The first leaked images confirm the report we saw from Mishaal Rahman on the XDA Developers website that the Pixel 7 will be equipped with only two rear cameras. The code that Google analyzed for the Camera app shortly before the release of the Pixel 6 devices suggests that the 2022 Pixel will most likely have an ultra-wide camera like the Pixel 6 and 6 Pro, but with a telephoto camera.
This is the same as the Pixel 6 with a telephoto reserved only for the Pro model, but in 2022 it looks a bit heavy compared to many potential competitors.
There’s good reason to think that Rahman’s code dive may not actually belong to the Pixel 7. First, although the Pixel 6 and 6 Pro have separate code names (Oriole and Raven), this phone is listed with only one (Pipit). This is a name that other sources associate with a Pixel foldable phone instead of 7, so this may be a hint of the phone’s camera features. Again, we were surprised to see a telephoto lens at the base of the Pixel 7 at this point.
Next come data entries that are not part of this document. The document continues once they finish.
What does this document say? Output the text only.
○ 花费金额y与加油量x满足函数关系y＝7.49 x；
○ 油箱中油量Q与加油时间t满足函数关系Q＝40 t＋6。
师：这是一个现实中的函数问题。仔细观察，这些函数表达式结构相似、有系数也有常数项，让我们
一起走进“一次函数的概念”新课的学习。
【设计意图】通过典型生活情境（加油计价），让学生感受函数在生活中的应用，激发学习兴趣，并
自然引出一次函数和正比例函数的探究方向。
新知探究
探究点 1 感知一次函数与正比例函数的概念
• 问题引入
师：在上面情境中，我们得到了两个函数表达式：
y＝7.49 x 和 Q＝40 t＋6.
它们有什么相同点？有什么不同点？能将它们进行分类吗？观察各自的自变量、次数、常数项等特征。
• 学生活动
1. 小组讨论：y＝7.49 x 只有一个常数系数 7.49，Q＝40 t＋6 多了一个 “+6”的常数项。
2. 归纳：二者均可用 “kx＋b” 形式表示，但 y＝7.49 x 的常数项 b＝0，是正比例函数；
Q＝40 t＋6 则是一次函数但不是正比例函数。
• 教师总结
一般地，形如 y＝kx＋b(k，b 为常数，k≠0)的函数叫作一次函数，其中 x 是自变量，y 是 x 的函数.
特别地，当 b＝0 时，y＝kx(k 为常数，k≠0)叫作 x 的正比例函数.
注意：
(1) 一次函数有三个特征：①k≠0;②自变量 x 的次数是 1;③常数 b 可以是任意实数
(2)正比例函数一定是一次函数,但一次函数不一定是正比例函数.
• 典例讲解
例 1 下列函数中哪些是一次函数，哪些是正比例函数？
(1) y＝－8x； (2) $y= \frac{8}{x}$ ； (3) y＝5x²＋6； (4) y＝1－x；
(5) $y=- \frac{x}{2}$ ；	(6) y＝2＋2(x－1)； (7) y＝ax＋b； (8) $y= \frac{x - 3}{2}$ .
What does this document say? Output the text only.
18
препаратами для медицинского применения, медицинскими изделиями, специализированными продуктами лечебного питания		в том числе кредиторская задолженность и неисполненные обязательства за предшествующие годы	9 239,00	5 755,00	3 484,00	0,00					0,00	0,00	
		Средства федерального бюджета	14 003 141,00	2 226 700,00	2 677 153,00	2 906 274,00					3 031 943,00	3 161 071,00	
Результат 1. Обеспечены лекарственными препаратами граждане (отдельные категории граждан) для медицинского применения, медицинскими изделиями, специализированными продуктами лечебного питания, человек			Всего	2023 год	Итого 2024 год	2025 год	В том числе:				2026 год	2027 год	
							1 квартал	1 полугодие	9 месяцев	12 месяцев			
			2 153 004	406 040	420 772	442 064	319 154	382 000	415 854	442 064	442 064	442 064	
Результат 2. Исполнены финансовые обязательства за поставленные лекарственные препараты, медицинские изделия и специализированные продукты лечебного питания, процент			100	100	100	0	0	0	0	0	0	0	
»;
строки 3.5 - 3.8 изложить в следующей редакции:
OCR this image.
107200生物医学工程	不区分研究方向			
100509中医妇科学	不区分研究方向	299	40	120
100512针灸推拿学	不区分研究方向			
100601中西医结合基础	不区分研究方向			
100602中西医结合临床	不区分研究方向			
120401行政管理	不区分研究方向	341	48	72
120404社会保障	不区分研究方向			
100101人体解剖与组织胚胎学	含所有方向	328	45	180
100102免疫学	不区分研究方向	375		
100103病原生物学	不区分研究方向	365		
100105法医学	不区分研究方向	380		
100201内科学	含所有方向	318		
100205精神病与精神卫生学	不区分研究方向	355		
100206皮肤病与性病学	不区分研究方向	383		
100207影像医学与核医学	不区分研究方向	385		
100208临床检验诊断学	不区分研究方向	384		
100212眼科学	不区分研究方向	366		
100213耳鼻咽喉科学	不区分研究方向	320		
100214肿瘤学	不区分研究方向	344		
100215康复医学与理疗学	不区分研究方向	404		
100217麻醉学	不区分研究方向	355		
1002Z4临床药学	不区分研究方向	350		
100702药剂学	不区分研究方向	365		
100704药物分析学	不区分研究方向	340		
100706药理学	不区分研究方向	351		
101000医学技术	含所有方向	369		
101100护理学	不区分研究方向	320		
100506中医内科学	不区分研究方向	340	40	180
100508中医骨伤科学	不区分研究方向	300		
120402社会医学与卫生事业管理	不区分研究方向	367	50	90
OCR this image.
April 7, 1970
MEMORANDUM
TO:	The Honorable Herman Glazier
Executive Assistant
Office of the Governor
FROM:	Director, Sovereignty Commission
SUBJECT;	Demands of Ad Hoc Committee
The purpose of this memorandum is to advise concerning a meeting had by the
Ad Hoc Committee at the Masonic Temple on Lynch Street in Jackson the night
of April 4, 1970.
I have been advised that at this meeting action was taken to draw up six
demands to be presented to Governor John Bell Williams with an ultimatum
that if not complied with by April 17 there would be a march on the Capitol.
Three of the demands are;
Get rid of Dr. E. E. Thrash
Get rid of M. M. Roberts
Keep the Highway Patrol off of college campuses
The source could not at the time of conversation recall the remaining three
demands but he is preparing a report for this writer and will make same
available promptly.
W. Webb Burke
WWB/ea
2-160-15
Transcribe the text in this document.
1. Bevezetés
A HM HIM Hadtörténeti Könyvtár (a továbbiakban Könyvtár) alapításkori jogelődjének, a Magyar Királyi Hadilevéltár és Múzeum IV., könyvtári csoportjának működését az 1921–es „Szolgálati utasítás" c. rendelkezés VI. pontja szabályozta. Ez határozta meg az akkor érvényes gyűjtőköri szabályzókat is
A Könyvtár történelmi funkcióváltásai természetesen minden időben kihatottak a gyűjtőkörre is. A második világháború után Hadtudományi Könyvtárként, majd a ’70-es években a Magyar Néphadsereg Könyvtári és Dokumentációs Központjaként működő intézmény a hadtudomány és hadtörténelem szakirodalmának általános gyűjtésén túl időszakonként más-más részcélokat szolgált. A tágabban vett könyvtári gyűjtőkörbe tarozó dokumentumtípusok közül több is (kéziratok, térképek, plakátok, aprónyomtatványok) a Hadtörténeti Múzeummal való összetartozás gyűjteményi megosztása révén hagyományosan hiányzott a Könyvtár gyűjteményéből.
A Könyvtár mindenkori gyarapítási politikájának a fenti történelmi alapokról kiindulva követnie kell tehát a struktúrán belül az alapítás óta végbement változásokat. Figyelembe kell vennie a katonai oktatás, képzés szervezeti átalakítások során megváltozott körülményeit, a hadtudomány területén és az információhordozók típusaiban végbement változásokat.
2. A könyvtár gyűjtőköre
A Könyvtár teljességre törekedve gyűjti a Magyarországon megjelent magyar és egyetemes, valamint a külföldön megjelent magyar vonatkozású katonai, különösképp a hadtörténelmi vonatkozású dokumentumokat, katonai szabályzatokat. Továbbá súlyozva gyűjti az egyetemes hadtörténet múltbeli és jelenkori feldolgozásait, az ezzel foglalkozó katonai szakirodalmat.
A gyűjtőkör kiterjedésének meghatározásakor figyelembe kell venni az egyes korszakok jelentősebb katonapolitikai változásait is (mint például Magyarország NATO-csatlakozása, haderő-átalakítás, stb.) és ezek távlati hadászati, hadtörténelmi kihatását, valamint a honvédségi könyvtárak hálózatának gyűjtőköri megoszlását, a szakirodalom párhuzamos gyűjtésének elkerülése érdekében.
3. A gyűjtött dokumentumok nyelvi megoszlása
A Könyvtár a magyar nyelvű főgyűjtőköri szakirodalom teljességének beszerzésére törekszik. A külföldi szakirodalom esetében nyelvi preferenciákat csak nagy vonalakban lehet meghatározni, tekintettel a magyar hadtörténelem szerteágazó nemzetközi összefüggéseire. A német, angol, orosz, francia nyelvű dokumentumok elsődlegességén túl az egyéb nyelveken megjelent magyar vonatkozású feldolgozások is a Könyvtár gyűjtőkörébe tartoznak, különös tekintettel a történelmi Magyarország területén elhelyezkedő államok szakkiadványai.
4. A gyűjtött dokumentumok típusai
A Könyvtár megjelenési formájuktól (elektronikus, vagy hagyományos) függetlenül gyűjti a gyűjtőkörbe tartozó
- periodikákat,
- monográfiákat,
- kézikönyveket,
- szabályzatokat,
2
What we want to see in Google Pixel 7
Although very little is known about the Pixel 7, we can take this opportunity to bring our containers to Google to beg and ask for a little more than we got with the Pixel 6.
One of the main improvements we want to see is the reduction in the size of the Pixel 6. At 207 g, it is a heavy animal, so weight loss will make the whole experience more enjoyable for the user.
The lack of a third camera on the standard Pixel 7 is a bit overlooked at this price point when competing with other phones’ triple and even quad camera configurations, so we hope Google raises the stakes a bit. with the new model.
In our review of Google Pixel 6, we saw very good battery life, the only downside is the slow 30 W charging capabilities, which rarely reach these speeds. This can be done by increasing the speed types that are common on Chinese devices that can charge from 0% to 100% in less than 30 minutes.
The Pixel 6 and 6 Pro were excellent interpretations of the pure Google smartphone, so we’re excited to see what happens in 2022 when the new versions are released. We will continue to update this article as more news arrives, so check back regularly. Until then, you can read our summary of the best news phones coming in 2022.